I wanted to say maybe it would have been caught anyway. Maybe the timing had nothing to do with the reminder. Maybe the reminder simply happened to arrive at the right moment. Maybe—

But I held back. Not because I wasn’t sure, but because her happiness felt too real. That laughter, that tone, that relief—if I said what I was thinking, what would happen to all of it?

It would disappear. And transform into something else. Something I couldn’t bear to witness.

“Yanning?”

“Yeah.”

“What are you thinking about?”

“Nothing.” I said. “Work stuff.”

“Don’t let work tire you out.” Her voice returned to that smooth concern. “You’re out there alone—”

“I know.”

After we hung up, the room fell silent.

I set my phone on the coffee table and sat on the sofa, lights off. Outside, the light kept fading. The shadow on the ceiling slowly vanished, dissolving into a deeper gray.

I thought about what it had said.

“Your relationship with your family will improve through better communication.”

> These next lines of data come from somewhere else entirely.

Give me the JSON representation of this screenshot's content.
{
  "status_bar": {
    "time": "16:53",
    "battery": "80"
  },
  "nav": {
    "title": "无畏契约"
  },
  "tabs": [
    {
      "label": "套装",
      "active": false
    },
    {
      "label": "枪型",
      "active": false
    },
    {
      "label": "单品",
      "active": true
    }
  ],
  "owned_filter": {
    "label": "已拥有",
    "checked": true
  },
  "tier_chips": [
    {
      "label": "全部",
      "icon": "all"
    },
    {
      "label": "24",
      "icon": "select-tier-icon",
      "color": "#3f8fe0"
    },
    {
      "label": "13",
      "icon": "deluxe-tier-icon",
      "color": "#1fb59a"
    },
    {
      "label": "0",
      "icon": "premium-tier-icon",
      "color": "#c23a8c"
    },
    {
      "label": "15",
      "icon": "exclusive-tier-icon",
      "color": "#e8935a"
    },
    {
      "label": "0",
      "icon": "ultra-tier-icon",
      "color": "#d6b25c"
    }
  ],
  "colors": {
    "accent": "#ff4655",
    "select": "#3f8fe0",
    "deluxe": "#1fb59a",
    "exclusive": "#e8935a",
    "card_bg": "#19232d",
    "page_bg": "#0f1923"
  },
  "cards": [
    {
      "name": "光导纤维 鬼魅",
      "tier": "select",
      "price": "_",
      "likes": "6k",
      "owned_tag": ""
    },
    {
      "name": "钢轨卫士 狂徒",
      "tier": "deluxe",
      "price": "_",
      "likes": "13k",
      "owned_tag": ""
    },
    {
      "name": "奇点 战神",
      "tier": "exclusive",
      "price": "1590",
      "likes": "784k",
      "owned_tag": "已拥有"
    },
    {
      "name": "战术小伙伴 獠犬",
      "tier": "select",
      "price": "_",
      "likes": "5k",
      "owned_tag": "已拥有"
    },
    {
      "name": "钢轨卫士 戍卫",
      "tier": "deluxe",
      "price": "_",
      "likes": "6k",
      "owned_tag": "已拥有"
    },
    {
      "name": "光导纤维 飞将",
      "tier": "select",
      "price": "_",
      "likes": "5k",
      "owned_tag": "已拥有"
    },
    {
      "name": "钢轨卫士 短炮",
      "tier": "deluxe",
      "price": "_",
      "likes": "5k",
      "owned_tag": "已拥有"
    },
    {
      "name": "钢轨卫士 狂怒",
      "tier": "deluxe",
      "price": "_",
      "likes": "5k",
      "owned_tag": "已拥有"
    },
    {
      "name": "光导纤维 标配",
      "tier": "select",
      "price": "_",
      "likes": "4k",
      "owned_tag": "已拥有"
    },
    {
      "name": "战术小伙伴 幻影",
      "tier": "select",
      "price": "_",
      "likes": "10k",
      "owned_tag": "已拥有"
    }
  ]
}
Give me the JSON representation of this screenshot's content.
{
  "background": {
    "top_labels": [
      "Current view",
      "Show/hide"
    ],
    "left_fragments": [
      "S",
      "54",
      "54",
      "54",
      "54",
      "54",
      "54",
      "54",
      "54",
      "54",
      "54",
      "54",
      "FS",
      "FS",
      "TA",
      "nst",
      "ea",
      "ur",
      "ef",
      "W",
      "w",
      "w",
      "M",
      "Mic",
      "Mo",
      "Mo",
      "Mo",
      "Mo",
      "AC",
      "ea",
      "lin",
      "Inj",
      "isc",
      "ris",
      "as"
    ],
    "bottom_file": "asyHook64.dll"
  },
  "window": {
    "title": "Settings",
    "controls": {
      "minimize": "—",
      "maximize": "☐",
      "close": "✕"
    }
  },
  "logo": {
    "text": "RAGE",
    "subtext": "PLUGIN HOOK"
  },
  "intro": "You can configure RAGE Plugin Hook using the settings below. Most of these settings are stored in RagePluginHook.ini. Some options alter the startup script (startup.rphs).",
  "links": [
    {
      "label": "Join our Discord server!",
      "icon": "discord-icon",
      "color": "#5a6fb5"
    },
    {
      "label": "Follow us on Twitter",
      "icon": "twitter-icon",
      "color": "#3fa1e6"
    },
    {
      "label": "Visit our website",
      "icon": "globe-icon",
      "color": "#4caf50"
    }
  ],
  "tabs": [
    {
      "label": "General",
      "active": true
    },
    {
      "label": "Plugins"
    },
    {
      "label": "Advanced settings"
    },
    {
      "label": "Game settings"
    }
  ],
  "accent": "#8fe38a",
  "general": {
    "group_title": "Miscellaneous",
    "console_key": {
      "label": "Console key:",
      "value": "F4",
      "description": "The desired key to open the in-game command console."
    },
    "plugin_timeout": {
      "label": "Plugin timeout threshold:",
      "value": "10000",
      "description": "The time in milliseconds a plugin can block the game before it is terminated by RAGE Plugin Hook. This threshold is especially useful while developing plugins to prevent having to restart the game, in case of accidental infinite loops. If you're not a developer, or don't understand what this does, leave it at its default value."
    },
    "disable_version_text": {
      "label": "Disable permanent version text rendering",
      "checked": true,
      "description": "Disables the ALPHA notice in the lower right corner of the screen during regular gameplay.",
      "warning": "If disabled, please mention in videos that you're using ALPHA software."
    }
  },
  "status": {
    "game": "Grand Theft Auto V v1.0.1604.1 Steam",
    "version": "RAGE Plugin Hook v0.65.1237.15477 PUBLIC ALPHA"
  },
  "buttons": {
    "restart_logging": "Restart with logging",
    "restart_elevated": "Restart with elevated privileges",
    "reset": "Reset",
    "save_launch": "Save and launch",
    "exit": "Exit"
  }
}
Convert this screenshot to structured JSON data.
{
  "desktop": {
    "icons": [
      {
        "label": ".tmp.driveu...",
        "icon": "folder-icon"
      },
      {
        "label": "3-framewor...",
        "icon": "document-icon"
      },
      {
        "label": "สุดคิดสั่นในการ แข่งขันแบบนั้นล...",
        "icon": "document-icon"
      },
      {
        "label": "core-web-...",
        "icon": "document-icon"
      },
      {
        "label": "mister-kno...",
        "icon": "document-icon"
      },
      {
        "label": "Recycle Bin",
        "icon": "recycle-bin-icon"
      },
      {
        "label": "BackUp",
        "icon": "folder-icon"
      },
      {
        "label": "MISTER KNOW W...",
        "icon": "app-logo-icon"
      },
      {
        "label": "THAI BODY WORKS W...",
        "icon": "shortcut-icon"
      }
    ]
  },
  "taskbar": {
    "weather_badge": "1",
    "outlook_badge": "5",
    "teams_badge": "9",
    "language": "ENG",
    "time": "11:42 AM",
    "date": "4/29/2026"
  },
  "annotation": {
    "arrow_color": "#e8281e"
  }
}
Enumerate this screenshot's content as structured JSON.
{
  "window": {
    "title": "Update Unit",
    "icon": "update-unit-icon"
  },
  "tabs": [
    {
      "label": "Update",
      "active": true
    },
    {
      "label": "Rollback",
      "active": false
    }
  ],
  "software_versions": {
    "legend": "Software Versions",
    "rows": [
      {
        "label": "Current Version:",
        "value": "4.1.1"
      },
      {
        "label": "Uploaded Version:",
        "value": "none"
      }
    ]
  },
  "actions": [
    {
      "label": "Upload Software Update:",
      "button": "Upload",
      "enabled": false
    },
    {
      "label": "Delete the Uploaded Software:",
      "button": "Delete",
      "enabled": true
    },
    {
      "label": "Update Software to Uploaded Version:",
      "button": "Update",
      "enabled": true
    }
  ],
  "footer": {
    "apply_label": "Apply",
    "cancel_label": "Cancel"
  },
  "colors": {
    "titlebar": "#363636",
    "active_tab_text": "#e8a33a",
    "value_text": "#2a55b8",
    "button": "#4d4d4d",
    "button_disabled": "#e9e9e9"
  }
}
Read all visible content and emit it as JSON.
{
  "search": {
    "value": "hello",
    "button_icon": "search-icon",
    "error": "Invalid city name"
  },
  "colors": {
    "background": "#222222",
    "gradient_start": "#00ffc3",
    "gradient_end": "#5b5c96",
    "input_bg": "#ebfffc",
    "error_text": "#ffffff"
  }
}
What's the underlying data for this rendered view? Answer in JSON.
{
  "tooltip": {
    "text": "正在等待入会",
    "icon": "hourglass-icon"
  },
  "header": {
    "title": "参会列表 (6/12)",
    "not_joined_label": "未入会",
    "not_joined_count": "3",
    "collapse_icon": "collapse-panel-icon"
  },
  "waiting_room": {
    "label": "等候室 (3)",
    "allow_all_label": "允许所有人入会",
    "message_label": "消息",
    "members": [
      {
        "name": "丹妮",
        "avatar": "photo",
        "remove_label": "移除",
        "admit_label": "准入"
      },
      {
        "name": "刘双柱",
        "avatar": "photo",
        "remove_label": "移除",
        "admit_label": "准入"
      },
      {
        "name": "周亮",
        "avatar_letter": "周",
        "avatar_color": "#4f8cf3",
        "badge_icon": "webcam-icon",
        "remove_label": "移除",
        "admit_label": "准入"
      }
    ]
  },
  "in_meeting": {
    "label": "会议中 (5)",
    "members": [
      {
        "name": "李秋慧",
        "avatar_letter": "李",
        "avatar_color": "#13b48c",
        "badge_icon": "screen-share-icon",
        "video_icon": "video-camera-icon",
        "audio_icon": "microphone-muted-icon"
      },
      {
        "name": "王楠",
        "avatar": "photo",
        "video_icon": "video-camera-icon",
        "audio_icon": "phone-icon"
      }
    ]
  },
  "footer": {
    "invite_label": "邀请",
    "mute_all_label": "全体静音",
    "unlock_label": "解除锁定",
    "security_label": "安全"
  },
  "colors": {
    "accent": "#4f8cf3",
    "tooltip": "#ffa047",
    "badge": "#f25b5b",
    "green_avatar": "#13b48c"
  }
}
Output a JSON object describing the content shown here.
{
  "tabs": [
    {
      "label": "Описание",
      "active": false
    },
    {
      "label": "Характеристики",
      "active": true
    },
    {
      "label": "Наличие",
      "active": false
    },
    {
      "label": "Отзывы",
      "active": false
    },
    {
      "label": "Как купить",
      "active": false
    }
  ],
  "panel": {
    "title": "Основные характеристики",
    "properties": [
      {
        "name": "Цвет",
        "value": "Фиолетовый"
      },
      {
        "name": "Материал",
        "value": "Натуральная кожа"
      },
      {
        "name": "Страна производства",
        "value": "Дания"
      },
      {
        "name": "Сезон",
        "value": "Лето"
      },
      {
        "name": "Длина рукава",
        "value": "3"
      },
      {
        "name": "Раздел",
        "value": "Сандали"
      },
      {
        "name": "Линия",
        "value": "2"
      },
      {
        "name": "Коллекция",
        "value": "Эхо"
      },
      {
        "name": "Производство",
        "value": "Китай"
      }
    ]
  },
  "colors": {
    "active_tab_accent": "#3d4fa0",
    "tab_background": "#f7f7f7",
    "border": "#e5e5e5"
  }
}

Was that a suggestion, or a command?

I couldn’t tell anymore. Just like I couldn’t tell if my mother’s happiness was real or something she’d been conditioned to feel. Just like I couldn’t tell if Zhizhou’s concern was genuine or a formatted kindness. Just like I couldn’t tell if my own worry was mine or something the system had amplified in me.

I couldn’t tell.

Outside, a child’s voice drifted in—distant, then closer, then distant again. I couldn’t see where it came from. Only the curtains, swaying slightly, as if breathing.

I sat on the sofa, my shoulders heavy.

That weight didn’t come from anything concrete. No backpack, no coat, nothing in my hands. Just my shoulders themselves—the muscles, the bones, some part of me I couldn’t even see—suddenly felt impossibly heavy.

Heavy enough that I could barely move.